Brands that let themselves fall behind the curve risk being cut from the customer conversation entirely
Renowned software programmer and lead programmer at Tumblr Marco Arment published a post in which he suggested that AI-led services like chatbots have the capability to fully upturn what smartphones are for, in the exact same manner as apps once did.
It is an interesting — and exciting — notion, thinking about the impact that apps have had on consumers, brands, and entrepreneurs.
While the surprise emergence of this first iPhone in 2007 reset expectations of exactly what smartphones should look like and how users should interact with them, the advent of this App Store the year changed what smartphones were.
By inviting software Apple redefined the smartphone as the versatile personal computer we know now, leaving explicitly apparatus in its aftermath.
Placing front and centre at iOS set the tone for the users would utilize smartphones.
Apps are evolving to survive
But evidence suggests that despite there being more than 1.5 million apps available on the App Store alone and over 1,000 new programs entering the Google Play store and Apple App Store daily — the program bubble has burst.
Every month the average consumer now downloads zero apps. Only one percent of publishers generates 94% of US App Store earnings. Apps are no longer business.

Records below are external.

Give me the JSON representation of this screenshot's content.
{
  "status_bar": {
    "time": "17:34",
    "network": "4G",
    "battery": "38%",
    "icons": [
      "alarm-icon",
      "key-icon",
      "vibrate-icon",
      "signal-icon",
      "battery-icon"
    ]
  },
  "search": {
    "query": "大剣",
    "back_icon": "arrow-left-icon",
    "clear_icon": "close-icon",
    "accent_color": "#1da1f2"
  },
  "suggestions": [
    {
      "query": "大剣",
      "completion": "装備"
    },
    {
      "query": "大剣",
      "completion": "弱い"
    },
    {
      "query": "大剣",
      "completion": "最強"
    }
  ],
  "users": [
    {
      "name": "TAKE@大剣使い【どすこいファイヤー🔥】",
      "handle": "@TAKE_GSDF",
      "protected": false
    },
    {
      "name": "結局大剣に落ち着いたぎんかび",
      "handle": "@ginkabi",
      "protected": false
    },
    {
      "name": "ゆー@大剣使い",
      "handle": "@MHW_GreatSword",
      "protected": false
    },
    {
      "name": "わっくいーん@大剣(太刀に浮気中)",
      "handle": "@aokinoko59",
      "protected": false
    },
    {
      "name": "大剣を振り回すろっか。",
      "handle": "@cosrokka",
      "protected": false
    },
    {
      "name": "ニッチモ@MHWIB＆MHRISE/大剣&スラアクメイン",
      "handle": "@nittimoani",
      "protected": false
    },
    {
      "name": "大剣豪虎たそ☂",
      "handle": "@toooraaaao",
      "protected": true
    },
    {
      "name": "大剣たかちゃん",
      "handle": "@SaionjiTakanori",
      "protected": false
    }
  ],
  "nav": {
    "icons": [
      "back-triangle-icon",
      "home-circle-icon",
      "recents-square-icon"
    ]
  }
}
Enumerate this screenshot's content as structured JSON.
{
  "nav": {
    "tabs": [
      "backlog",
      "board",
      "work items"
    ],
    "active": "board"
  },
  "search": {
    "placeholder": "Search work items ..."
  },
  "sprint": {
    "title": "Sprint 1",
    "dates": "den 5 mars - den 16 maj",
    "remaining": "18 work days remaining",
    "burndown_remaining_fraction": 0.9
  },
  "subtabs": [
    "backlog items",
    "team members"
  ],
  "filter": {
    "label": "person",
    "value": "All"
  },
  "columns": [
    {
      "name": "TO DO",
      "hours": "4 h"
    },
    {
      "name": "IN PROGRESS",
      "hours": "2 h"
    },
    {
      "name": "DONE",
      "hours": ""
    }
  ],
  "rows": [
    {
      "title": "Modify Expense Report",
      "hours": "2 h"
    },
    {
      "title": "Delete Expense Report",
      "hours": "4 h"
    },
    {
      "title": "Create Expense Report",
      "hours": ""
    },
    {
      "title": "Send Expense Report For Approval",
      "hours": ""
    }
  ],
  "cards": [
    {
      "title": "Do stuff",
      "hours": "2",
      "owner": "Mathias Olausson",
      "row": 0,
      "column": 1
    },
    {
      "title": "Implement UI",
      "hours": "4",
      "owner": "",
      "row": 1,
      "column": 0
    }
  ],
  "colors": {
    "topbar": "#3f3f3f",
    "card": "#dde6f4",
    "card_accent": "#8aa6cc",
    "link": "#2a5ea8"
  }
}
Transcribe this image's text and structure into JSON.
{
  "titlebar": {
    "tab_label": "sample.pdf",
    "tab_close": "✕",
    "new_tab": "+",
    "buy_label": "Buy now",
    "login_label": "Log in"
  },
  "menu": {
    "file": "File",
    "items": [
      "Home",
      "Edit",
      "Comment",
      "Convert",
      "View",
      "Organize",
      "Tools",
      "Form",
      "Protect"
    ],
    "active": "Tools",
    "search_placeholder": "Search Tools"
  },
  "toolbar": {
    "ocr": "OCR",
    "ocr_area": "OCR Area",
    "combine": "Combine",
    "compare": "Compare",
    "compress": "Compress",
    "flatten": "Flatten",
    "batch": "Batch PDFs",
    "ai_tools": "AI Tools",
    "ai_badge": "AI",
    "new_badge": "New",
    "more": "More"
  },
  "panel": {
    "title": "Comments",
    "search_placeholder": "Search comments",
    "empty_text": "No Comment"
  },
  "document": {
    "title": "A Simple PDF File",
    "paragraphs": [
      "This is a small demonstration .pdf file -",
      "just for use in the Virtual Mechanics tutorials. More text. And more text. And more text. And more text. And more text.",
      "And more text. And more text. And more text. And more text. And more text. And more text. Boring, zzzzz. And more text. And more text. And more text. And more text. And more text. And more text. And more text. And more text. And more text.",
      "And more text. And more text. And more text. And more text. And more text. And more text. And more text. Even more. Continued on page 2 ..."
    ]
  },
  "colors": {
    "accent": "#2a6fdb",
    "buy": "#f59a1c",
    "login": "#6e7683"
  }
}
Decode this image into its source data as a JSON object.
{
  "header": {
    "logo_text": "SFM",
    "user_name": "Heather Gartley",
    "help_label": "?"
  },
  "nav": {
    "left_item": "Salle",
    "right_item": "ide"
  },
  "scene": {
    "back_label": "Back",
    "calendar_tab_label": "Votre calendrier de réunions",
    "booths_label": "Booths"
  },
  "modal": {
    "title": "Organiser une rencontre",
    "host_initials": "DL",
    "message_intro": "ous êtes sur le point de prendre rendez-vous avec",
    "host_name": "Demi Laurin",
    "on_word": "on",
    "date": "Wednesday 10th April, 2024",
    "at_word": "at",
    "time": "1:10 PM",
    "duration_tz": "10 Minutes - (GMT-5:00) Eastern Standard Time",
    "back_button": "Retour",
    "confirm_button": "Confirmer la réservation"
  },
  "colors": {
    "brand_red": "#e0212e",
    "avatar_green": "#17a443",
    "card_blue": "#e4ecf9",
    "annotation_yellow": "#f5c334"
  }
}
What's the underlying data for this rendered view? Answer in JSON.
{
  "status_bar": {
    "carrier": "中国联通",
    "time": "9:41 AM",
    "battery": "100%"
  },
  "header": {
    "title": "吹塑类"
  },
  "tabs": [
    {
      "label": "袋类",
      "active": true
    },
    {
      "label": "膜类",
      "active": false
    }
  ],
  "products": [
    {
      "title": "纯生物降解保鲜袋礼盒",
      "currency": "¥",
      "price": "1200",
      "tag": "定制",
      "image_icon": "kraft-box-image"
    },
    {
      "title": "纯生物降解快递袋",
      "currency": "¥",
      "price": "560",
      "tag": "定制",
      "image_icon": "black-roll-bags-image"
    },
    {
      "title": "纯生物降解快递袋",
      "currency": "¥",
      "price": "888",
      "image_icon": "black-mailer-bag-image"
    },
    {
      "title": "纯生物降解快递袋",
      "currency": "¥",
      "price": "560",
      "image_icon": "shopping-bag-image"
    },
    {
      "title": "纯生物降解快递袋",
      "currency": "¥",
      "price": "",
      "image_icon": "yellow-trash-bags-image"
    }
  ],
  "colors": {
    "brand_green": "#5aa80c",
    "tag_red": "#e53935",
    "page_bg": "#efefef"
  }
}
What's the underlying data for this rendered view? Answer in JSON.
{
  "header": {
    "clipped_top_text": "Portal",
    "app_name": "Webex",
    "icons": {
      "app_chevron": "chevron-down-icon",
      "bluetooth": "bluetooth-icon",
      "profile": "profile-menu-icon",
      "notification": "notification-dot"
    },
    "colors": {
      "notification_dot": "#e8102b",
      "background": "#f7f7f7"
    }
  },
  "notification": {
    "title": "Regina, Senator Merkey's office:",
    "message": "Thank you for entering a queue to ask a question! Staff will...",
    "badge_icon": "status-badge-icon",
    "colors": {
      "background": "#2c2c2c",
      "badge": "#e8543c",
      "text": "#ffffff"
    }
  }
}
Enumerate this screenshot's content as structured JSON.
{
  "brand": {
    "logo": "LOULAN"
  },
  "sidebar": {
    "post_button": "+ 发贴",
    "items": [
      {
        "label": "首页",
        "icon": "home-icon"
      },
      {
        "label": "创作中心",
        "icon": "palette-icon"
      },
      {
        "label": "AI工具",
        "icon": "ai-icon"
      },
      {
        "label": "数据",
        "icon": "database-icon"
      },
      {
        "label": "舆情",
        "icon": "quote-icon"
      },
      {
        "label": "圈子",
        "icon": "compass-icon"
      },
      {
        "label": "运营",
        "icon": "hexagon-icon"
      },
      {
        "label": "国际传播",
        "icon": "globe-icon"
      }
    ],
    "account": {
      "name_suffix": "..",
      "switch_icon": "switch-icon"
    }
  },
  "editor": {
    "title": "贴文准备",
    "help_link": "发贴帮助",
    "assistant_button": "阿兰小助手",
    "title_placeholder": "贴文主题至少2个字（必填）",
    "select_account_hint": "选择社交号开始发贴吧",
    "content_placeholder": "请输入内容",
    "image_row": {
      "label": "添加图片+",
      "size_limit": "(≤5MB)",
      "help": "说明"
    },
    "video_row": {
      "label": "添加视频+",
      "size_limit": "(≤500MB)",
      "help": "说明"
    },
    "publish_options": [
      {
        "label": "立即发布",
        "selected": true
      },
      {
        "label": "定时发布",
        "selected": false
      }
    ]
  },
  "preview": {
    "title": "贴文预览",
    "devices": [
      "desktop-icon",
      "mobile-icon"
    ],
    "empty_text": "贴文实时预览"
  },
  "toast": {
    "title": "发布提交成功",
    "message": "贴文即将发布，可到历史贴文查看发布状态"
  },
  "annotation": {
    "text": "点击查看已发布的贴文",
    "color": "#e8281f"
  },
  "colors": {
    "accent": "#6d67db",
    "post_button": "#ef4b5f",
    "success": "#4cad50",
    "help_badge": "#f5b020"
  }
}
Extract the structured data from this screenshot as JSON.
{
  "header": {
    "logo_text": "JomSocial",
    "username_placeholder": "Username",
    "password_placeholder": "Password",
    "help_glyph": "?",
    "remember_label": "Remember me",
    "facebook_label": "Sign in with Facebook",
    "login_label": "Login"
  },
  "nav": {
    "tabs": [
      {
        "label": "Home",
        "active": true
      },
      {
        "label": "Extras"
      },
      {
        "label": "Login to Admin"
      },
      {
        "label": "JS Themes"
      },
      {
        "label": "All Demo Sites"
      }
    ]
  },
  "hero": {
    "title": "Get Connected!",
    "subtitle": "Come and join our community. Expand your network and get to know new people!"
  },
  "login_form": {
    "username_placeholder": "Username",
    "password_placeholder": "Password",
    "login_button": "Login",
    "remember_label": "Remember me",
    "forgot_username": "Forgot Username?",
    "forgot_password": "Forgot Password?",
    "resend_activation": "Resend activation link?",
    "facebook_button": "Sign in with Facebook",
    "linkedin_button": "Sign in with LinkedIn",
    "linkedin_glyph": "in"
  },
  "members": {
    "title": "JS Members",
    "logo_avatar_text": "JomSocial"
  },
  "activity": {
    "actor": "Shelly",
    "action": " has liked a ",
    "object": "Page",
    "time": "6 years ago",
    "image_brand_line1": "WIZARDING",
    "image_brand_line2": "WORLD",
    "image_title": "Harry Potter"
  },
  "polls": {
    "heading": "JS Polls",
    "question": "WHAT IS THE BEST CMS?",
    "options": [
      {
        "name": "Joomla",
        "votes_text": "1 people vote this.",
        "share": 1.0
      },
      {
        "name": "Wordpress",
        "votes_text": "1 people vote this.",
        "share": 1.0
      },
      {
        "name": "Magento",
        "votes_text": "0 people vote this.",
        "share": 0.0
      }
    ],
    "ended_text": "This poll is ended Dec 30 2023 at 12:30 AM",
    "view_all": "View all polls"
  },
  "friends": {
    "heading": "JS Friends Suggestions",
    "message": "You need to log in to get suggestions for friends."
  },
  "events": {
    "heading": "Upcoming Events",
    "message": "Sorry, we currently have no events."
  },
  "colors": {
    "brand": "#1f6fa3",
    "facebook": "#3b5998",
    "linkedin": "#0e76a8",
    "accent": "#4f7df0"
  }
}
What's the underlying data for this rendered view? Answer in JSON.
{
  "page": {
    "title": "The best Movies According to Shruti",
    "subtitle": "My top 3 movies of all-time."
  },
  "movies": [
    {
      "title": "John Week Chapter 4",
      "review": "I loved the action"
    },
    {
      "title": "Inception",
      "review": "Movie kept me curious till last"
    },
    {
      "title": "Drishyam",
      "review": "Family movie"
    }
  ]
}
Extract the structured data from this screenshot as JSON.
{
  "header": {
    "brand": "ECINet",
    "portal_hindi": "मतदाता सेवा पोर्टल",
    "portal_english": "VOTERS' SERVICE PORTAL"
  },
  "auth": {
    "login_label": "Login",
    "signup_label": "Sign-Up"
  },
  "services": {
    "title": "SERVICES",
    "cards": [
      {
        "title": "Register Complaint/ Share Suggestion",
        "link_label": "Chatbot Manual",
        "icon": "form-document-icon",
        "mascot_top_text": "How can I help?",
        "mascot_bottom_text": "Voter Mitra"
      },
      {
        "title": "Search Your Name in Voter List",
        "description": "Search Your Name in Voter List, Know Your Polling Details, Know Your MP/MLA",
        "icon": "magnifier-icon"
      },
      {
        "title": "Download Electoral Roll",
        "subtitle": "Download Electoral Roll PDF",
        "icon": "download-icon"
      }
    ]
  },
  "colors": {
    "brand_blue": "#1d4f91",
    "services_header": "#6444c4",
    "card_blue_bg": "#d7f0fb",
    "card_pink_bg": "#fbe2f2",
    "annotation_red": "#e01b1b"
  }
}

Much consumer is down into the ‘friction’ involved with using and downloading programs, an issue Google sought to address with the coming of ‘Instant Apps’ in May.
Rather than downloading an whole program they might just need once, consumers can instead have the required elements automatically download when they want them for a specific job — the payment functionality when utilizing a parking program, for example.
Alongside chatbots, yet another answer to the diminishing appetite for apps has been for new to embrace a strategy, cannibalising their own app traffic so as to keep users engaged by enabling them to access services through platforms. In particular has successfully implemented this strategy, allowing people to utilize its service through platforms like Uber, RunKeeper, and Sonos.
It’s definitely easy to imagine ‘bot shops’ becoming the App Stores, since the underlying technology becomes more sophisticated, customers become more manufacturers experiment with executing marketing that is conversational and more comfortable engaging with AI.
In his blog post, Arment also hypothesised that Apple — without a track record in R&D in AI conducts a danger if that change does come about, of being left behind in the . But it is Apple that’s something.
Risk being cut out of their customer conversation entirely.
What do you believe about chatbots – Are you currently considering using them in your branding efforts?